### Theory:

**Theorem I:**In a parallelogram, opposite sides are equal.

Given: A parallelogram \(ABCD\) with \(AC\) as its diagonal.

To prove: \(\Delta ABC\cong\Delta ADC\).

Proof: We know that 'Opposite sides of a parallelogram are parallel'. So, \(AB||DC\) and \(AD||BC\).

Since \(AB||DC\) & \(AC\) is the transversal.

\(∠BAC =∠DCA\)

*(Alternate angle ...1(yellow)).*Since \(AD||BC\) & \(AC\) is the transversal.

\(∠DAC =∠BCA\)

*(Alternate angle ...2(red)).*In \(△ABC\) & \(△ ADC\).

\(∠BAC =∠DCA\)

*(From alternate angle ...1).*\(∠DAC =∠BCA\)

*(From alternate angle ...2).*

\(AC=AC\)

*(common in both).*Thus, by the \(ASA\) criterion, the two triangles are congruent, which means that the corresponding sides must be equal.

*(ASA congruency). *

Hence, \(AB=CD\) & \(AD=BC\)

*(corresponding parts of congruent triangles).***Hence, it is proved**.

**Theorem II**: A diagonal of a parallelogram divides it into two congruent triangles.

Given: A parallelogram \(ABCD\) with \(AC\) as its diagonal.

To prove: \(ΔABC ≅ ΔADC\).

Proof: We know that 'Opposite sides of a parallelogram is parallel'. So, \(AB||DC\) and \(AD||BC\).

Since \(AB||DC\) & \(AC\) is the transversal.

\(∠BAC =∠DCA\)

*(Alternate angle ...1(yellow)).*Since \(AD||DC\) & \(AC\) is the transversal.

\(∠DAC =∠BCA\)

*(Alternate angle ...2(red)).*In \(△ABC\) & \(△ ADC\).

\(∠BAC =∠DCA\)

*(From alternate angle ...1).*\(∠DAC =∠BCA\)

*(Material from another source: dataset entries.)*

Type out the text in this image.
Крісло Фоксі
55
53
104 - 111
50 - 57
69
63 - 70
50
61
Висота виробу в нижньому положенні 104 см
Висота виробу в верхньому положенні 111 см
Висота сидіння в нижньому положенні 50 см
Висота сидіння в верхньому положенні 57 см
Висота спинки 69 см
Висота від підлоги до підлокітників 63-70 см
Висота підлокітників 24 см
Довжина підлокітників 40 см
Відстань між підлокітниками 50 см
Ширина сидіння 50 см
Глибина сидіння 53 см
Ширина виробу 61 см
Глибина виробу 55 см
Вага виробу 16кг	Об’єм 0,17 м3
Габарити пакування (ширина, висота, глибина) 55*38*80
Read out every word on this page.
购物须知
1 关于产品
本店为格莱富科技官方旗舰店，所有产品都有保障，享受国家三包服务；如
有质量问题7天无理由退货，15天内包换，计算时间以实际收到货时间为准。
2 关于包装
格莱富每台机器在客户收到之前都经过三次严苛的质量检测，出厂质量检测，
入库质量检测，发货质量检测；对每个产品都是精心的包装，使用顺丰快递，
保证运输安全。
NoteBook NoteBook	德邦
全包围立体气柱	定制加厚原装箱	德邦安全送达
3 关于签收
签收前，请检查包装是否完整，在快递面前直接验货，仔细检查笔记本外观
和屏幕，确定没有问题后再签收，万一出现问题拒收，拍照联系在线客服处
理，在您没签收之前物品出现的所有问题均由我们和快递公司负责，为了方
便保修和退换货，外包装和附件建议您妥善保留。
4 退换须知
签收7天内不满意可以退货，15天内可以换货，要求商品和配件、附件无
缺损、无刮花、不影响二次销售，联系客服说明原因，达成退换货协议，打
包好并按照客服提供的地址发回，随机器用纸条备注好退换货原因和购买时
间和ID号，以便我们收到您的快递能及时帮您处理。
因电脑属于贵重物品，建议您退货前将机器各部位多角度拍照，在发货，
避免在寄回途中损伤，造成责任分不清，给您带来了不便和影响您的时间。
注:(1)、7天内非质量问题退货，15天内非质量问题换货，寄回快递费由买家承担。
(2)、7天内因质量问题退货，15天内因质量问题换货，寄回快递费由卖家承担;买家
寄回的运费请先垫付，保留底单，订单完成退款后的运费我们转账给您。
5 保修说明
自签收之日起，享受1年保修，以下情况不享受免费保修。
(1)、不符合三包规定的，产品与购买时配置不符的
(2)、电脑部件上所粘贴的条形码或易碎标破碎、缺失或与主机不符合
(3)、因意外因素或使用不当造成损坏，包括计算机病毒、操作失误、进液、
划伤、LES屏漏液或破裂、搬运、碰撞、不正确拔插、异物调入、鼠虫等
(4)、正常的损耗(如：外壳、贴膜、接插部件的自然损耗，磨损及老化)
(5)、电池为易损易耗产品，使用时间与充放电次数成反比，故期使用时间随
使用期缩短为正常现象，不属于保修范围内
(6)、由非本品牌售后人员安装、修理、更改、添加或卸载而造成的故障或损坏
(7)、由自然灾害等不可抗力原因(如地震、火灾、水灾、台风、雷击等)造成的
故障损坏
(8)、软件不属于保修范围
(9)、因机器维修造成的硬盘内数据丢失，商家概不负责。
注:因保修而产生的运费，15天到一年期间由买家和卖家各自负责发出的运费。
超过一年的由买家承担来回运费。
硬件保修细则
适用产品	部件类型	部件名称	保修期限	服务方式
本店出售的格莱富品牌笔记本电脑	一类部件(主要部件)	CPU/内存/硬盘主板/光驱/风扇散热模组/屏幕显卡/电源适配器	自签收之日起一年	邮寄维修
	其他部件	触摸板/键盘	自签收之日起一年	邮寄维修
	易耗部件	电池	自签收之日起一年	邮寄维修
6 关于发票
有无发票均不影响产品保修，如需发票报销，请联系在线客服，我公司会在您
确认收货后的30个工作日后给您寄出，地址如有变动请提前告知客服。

*(From alternate angle ...2).*From the above figure, we can write as follows:

\(∠BAC +∠BCA\) \(=\) \(∠DAC + ∠DCA\)…(1)

Apply angle sum property to the triangle \(ABC\).

\(∠B+∠BAC+∠BCA =180°\)…(2)

Now apply angle sum property to the triangle \(ACD\).

\(∠D+∠DAC+∠DCA=180°\)…(3)

Comparing (2) and (3) with (1) we have:

\(∠B = ∠D\).

From the theorem I, \(AB=CD\) & \(AD=BC\).

Thus, by the \(SAS\) criterion, the two triangles \(ABC\) and \(ADC\) are congruent, which means that the corresponding sides must be equal.

**Hence, it is proved.**